William P. Shea earned a master’s degree in education and a Certificate of Advanced Study ( CAGS) from Boston University. He is currently an Alderman ( 24 years) in Ward 7. Previously he was a teacher for eight years in grades 5-6-7-8 and a school principal (Grades K-8) for 32 years.
I have 40 years experience as a teacher for 8 years and a principal for 32 years. I have worked directly with students, teachers, parents, school board members and administrators. In addition to this hands-on experience, over the past 24 years I have worked as an Alderman and during this time I assisted the school district in funding for foreign language programs, preschool programs, helped with the development of MST( Manchester School of Technology ) and funding for school construction and improvements particularly relating to Hallsville School in my ward.
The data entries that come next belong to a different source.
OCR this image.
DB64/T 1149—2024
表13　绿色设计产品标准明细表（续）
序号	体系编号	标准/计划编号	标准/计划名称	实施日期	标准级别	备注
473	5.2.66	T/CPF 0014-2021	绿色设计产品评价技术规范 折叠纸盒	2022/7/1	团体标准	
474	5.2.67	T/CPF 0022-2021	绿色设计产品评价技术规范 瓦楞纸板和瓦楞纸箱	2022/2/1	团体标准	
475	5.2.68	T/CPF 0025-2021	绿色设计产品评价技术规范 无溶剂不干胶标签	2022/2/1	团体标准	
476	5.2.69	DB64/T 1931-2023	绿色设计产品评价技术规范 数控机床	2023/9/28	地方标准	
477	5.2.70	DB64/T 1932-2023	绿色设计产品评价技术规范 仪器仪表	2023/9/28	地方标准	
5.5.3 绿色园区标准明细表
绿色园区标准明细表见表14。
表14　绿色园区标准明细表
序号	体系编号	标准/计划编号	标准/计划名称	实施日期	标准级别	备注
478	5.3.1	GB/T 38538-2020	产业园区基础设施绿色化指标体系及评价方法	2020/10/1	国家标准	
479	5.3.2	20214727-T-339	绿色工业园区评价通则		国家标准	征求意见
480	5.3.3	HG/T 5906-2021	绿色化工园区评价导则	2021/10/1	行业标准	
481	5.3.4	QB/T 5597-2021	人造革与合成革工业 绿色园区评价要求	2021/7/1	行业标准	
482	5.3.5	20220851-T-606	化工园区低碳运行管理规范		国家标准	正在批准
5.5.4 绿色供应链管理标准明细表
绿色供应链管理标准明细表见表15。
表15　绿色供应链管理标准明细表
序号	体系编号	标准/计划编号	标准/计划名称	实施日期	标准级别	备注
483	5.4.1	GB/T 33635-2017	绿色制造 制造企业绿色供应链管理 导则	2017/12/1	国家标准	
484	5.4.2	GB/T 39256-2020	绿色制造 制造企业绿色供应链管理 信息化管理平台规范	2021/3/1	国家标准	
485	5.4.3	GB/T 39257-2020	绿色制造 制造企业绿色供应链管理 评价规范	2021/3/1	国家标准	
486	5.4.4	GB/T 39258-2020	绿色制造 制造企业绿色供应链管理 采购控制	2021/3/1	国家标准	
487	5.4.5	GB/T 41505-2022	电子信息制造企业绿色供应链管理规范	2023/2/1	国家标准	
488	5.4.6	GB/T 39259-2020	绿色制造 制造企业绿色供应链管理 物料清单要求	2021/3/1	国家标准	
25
I would work closely with the negotiating team representing the MEA, the School Board Negotiation team and the Supt of Schools in consultation with the Financial Dept of the School district to resolve working conditions and salary issues.
Money should be added to the five trust funds established by the school district as well as funding for textbooks, library supplies and improvements should be made to the upgrade of technology areas that are needed. Funding should be allocated to Special Education programs which require constant attention and funds should be directed towards finding a permanent site for the preschool children’s facility. And finally, funding should be allotted to ensuring that there are programs for teacher development for teaching skills and technology.
In Manchester we have classrooms with a low teacher/student ratio with paraprofessional assistance available. Our programs are designed to meet the needs of all learning levels and capacities of all students. The city of Manchester has strong partnerships between parents, students and teachers.
The most important improvement needed at this time is to settle all contractual issues relating to the school district.
It is vital in our constantly changing world to make sure that the children of today are prepared for tomorrow. We must have them learn and embrace new technologies that can be adapted to their learning levels.